Mereka akan menyatakan diri “bersih dari korupsi”, “si pembawa aspirasi rakyat” “bekerja untuk rakyat”, “siap mundur jika visi tidak tercapai”, hingga menyumpahkan “siap digantung jika terlibat korupsi”. Dan masih banyak lagi “kata-kata mutiara” para calon yang tidak bisa penulis sampaikan satu per satu. Calon pemimpin akan “bermain kata” demi mencapai ambisinya menjadi penguasa suatu daerah/negara.
Kita sudah kenyang bahkan muak dengan bahasa para calon pejabat ketika berkampanye. Sudah barang lapuk, para calon mengumbar janji mewujudkan rakyat sejahtera. Namun, setelah terpilih, rakyat dibiarkan menderita, kemiskinan semakin parah, penindasan dan perampasan hak hidup dan HAM, korupsi merajalela dan masih banyak lagi keburukan yang terjadi yang menunjukkan janji tidak ditepati.
Para calon pejabat selama ini sudah mengabaikan makna/arti janji sejati. Mereka menganggap enteng makna sebuah janji. Mereka belum menyadari betapa mulianya sebuah janji. Janji adalah sebuah utang yang harus dilunasi. Jika tidak dilunasi, maka akan ada konsekuensi yang besar bakalan terjadi. Janji adalah sebuah nazar. Jika janji tidak ditepati, maka akan ada pembalasan bagi pengingkar. Ingkar janji dapat dikategorikan sebagai dosa berat.

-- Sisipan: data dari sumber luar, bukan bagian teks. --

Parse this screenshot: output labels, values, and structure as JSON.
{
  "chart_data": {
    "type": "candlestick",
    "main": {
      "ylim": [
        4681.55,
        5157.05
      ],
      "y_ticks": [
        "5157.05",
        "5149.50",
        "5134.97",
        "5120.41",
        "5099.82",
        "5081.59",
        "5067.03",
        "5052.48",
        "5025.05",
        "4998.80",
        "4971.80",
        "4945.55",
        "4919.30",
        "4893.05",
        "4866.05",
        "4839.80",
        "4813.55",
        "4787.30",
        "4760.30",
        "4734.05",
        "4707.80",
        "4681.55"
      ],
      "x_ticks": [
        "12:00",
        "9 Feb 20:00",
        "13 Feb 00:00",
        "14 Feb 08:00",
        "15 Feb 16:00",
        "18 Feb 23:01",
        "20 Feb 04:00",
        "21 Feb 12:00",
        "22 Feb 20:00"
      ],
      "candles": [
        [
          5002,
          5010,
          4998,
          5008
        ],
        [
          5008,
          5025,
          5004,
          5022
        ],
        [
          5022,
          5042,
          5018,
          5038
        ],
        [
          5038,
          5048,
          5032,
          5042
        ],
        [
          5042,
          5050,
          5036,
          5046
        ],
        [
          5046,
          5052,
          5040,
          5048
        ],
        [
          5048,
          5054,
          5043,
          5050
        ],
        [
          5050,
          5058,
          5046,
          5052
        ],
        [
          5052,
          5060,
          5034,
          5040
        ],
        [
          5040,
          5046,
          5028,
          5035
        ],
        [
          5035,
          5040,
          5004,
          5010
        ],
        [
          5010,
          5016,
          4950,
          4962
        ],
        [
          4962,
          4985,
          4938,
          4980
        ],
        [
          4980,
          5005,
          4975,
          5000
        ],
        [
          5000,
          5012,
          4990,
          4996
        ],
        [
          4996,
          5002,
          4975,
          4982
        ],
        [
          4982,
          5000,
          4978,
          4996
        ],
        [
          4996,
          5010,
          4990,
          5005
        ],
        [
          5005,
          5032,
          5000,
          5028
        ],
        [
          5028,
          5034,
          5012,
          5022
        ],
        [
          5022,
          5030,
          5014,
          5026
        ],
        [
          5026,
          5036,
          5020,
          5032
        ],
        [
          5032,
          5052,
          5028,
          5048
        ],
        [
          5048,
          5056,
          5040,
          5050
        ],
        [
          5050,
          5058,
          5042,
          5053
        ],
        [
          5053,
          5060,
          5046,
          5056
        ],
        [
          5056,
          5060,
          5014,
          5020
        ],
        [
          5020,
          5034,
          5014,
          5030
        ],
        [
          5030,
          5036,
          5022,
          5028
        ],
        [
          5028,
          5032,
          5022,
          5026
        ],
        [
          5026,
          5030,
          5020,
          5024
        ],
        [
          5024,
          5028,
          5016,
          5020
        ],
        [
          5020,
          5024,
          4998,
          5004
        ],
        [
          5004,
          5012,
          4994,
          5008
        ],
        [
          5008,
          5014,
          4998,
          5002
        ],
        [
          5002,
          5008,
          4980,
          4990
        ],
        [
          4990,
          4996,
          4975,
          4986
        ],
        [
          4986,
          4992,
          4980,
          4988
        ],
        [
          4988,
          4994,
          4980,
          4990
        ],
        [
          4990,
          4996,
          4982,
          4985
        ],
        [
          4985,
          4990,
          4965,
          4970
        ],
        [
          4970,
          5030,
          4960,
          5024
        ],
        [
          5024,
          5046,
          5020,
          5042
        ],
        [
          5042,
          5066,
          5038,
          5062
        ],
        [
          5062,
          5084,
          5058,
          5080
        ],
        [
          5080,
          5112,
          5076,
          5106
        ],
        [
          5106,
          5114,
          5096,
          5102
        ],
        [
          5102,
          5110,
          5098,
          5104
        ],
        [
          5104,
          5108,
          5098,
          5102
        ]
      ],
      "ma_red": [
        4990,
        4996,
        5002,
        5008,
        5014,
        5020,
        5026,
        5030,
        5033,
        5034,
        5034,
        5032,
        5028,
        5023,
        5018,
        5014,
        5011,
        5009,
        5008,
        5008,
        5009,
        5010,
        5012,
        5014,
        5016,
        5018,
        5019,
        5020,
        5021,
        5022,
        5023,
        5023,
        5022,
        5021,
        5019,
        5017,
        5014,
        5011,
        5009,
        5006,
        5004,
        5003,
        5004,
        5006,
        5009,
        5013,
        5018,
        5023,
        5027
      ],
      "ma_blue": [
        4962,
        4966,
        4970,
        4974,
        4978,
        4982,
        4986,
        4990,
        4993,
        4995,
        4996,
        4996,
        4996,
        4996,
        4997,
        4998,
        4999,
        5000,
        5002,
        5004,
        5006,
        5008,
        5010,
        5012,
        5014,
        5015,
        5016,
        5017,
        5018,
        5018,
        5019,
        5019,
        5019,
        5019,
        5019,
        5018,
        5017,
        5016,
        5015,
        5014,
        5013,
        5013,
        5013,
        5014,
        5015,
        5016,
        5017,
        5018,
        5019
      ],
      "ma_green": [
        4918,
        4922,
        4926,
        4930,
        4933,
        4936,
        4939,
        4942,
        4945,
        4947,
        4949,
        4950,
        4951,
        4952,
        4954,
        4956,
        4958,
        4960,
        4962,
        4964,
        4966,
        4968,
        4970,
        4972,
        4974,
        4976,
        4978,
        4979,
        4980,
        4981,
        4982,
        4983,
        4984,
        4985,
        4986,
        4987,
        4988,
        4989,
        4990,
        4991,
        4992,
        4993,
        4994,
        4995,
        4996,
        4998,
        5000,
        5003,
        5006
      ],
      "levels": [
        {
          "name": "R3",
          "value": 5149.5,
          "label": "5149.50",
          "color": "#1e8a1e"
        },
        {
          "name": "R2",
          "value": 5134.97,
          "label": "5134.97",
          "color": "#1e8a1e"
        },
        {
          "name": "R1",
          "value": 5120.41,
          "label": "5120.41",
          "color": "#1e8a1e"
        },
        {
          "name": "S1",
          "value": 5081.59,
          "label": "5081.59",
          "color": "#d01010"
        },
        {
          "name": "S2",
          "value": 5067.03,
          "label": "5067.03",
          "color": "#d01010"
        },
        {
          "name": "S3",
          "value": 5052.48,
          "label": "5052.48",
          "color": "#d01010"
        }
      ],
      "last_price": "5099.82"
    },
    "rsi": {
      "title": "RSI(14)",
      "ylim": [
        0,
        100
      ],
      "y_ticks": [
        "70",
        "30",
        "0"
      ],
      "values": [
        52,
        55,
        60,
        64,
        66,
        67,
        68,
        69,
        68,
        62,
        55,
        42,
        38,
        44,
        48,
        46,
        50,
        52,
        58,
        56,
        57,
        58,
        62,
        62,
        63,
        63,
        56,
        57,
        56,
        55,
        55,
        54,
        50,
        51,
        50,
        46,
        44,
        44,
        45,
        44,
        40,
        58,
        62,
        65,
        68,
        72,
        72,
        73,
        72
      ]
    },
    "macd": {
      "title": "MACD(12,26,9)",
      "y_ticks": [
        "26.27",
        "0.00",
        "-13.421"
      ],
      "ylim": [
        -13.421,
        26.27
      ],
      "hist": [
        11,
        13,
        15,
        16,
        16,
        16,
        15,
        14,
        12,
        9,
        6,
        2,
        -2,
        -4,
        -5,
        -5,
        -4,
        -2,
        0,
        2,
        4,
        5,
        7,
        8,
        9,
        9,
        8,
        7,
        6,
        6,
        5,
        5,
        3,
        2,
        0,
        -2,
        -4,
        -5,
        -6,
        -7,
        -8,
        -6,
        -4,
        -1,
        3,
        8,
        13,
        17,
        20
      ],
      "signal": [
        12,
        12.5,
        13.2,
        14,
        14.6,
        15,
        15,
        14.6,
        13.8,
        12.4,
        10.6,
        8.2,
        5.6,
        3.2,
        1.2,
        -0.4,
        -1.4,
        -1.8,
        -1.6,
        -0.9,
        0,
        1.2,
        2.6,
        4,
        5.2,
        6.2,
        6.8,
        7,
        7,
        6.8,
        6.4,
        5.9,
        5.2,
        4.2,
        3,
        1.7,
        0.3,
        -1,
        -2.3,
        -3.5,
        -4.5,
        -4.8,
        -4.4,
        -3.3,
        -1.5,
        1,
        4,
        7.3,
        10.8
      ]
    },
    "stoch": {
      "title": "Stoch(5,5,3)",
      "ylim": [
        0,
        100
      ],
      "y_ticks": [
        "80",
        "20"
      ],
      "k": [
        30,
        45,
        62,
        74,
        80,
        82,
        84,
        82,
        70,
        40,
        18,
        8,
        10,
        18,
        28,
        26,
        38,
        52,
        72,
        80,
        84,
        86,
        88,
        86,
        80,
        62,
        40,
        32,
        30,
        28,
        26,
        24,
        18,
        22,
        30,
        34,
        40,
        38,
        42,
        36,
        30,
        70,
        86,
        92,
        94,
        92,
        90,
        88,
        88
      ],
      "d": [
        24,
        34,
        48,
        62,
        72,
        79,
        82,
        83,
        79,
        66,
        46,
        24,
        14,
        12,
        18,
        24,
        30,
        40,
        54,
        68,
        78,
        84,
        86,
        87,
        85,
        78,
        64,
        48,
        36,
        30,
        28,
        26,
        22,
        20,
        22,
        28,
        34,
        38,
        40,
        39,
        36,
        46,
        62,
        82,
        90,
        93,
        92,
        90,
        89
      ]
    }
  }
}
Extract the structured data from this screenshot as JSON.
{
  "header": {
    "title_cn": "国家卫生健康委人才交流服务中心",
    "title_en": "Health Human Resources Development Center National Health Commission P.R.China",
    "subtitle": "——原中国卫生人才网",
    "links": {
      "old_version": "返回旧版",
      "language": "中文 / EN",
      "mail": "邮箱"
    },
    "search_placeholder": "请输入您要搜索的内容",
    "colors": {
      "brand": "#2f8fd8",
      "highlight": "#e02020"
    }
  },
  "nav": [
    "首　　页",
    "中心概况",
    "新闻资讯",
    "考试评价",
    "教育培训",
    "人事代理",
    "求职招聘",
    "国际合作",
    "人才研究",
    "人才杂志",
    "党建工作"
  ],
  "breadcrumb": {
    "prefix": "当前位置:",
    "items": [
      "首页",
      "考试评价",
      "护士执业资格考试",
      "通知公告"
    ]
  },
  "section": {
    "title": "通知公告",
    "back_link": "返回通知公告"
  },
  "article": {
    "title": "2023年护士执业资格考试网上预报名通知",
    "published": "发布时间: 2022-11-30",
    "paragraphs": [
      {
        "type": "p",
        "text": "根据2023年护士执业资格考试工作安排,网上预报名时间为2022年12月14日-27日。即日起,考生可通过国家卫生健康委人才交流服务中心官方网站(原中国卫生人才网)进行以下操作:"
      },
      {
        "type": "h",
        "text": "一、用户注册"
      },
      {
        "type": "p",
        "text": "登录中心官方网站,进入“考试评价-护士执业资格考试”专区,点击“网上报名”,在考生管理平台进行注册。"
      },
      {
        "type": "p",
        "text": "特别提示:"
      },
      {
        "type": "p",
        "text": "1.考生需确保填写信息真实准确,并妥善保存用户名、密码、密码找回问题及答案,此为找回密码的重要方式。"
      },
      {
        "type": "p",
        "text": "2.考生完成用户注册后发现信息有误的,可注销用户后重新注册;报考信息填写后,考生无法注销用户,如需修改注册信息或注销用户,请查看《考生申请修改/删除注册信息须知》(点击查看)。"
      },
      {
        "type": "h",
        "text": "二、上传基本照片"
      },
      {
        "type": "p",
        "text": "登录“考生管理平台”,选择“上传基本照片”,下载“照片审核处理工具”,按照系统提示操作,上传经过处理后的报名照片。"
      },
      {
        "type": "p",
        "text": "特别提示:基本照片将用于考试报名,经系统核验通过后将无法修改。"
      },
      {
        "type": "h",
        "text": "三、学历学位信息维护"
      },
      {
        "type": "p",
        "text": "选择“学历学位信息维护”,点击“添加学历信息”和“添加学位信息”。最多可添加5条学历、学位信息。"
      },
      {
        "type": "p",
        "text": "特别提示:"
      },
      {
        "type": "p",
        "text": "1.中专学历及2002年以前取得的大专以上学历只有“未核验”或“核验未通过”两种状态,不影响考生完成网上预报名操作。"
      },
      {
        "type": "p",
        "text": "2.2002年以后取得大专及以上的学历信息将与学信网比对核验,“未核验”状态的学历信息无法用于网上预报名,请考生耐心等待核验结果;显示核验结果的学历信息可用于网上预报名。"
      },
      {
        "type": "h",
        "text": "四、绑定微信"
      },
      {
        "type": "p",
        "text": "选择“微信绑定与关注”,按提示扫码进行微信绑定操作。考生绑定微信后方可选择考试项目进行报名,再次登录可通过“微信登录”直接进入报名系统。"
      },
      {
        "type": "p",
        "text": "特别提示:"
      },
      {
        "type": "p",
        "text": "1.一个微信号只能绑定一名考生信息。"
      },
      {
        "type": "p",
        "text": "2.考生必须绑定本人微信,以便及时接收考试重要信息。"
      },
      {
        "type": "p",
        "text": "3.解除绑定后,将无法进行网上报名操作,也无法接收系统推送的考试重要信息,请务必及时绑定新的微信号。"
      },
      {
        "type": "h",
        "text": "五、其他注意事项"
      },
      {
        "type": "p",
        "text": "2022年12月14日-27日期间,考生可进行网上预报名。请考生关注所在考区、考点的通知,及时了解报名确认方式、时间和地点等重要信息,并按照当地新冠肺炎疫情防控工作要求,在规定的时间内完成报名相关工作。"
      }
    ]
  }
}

Manusia memang makluk yang tidak terlepas dari dosa. Namun, manusia masih memiliki kemampuan untuk memperbaiki diri. Tuhan memberikan intuisi dan hati nurani kepada manusia dalam mengedepankan kebaikan. Tuhan memberikan akal budi dan pengertian untuk cenderung melakukan hal-hal yang dianggapnya benar dan menghindari yang menurutnya salah. Oleh karena itu, calon pemimpin diharapkan haruslah memiliki intuisi dan hati nurani yang peka agar mampu membawa bangsa/daerah menuju kebaikan.
Harapan
Meski rakyat sudah sering mengalami kekecewaan dan pesimisme terhadap para pemimpin bangsa/daerah, namun masih ada secercah harapan yang dapat dicapai. Kita masih punya peluang untuk menemukan sosok pemimpin yang benar-benar mampu membawa bangsa/daerah menuju kemakmuran dan kesejahteraan seperti yang dicita-citakan.
Terlebih, provinsi Sumatera Utara (Sumut) yang akan menyelenggarakan Pilgubsu 2013 yang akan datang. Masih terbuka lebar bagi kita untuk mendapatkan pemimpin sesuai harapan. Masyarakat Sumut harus bijak dan mendengar suara hati dalam menentukan pilihan yang tepat.
Masyarakat Sumut jangan mau tergiur dengan “uang pelicin” dan “balas budi” yang sering menjadi “senjata andalan” calon pejabat dalam memuluskan ambisinya. Money politics dan upah balas budi adalah sebuah pembodohan dan pembobrokan. Jangan kita biarkan pembodohan dan pembobrokan menjajah kita yang dikenal sebagai masyarakat cerdas.
Kita berdoa, agar para calon pemimpin adalah orang-orang yang benar peduli dengan nasib rakyat, nasib daerah/bangsa dan negara ini. Kita harus yakin akan hal itu. Keyakinan itu kita dapat aplikasikan dengan tetap menggunakan hak pilih kita untuk memilih nantinya (tidak golput). Semoga.